We investigate the formation and movement of self-organizing collectives of individuals in homogeneous environments. We review a hyperbolic system of conservation laws based on the assumption that the interactions governing movement depend not only on distance between individuals, but also on whether neighbours move towards or away from the reference individual. The inclusion of direction-dependent communication mechanisms significantly enriches the model behavior; the model exhibits classical patterns such as stationary pulses and traveling trains, but also novel patterns such as zigzag pulses, breathers, and feathers. The same enrichment of model behavior is observed when we include direction-dependent communication mechanisms in individual-based models.

MARLÈNE FRIGON, Université de Montréal
Existence results for initial value problems of first-order systems of Stieltjes differential equations  [PDF]

We present the basic theory of existence and uniqueness of solutions for systems of differential equations with the usual derivative replaced by a Stieltjes derivative. This derivative, called $g$-derivative, was introduced by Lopez Pouso and Rodriguez. The problems that we consider contain as particular cases dynamic equations on time scales and impulsive ordinary differential equations. Our results were obtained in collaboration with Lopez Pouso.

RAHMA GUEN, Université de Sherbrooke
Some averaging results for ordinary differential inclusions  [PDF]
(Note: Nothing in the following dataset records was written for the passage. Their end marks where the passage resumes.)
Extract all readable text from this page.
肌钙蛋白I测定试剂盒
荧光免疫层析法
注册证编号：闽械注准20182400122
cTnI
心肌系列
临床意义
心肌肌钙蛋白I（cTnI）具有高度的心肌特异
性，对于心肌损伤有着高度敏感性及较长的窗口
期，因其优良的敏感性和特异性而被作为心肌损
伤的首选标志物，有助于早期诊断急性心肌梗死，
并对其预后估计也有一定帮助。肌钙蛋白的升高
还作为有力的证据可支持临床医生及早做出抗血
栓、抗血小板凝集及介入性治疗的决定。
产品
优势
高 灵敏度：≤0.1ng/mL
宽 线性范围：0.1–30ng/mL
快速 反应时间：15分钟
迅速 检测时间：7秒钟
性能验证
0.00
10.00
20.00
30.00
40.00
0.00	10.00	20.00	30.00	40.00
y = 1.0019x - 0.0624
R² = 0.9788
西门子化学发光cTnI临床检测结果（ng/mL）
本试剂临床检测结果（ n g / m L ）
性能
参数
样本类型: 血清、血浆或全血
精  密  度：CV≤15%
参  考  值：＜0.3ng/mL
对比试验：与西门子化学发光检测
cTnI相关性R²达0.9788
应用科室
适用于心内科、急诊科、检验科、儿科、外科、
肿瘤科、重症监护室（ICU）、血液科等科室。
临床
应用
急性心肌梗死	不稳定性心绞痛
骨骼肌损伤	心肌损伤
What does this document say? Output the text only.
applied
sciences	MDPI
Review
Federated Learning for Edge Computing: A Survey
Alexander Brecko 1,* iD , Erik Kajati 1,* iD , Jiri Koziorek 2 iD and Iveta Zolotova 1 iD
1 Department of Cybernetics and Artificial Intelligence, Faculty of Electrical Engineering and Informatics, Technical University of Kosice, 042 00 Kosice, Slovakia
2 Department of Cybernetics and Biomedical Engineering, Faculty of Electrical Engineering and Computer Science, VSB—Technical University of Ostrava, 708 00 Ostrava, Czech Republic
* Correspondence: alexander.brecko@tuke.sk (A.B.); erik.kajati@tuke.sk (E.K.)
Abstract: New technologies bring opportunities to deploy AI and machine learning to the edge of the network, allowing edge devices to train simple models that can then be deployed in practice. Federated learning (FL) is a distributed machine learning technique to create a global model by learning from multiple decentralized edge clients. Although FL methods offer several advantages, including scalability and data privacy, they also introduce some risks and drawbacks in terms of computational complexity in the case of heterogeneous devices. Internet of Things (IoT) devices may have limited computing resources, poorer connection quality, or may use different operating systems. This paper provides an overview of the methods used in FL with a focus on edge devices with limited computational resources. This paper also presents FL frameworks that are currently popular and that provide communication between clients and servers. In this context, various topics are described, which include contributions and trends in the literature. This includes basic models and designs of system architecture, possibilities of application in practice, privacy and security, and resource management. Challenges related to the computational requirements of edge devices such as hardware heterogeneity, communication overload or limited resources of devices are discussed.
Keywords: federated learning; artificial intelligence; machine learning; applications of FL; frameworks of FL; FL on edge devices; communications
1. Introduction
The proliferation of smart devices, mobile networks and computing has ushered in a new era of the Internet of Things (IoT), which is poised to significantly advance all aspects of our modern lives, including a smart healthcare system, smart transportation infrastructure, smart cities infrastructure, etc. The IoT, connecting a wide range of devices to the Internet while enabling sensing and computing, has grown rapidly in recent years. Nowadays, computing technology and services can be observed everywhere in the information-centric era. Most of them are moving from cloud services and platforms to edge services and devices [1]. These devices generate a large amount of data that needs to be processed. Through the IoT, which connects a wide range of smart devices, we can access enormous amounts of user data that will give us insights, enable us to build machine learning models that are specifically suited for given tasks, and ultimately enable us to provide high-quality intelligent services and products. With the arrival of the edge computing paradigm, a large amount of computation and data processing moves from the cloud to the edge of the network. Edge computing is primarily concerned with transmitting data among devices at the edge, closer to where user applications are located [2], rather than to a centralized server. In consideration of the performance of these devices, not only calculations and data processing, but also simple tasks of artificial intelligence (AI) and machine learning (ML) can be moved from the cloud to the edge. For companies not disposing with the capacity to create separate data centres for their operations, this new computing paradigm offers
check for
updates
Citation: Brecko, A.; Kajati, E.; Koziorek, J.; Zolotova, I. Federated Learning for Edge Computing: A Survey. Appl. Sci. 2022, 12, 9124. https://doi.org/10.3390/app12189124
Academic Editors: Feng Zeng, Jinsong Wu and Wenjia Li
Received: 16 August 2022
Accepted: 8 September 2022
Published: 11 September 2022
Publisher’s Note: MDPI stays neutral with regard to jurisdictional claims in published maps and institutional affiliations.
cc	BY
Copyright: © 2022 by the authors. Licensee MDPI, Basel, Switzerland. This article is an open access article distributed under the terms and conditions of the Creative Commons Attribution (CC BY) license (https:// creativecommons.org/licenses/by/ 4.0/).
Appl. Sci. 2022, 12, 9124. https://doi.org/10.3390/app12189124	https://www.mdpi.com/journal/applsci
The averaging method was studied for differential inclusions by many authors using different and rather restrictive conditions on the regularity of their right- hand sides. We consider ordinary differential inclusions of the form $$\dot{x}(t)\in F\left(\dfrac{t}{\varepsilon},x(t)\right)$$ where $\varepsilon>0$ denotes the small perturbation parameter, the time variable $t \in [0,L]$ and $F$ is a multifunction with values that are nonempty compact convex subsets of $\mathbb{R}^{d}$. We state and discuss some averaging results for these inclusions. Our results are proved under weaker conditions on the regularity of $F$ than found in the literature.

JUNCHENG WEI, University of British Columbia
New Phases in Diblock and Triblock Copolymer Problems  [PDF]

I will discuss the existence and stability of several new phases in the Diblock and triblock copolymers. These include droplets, torus and double bubbles. The analysis involves properties of Green function in large modes and geometric nondegeneracy of perimeter problems.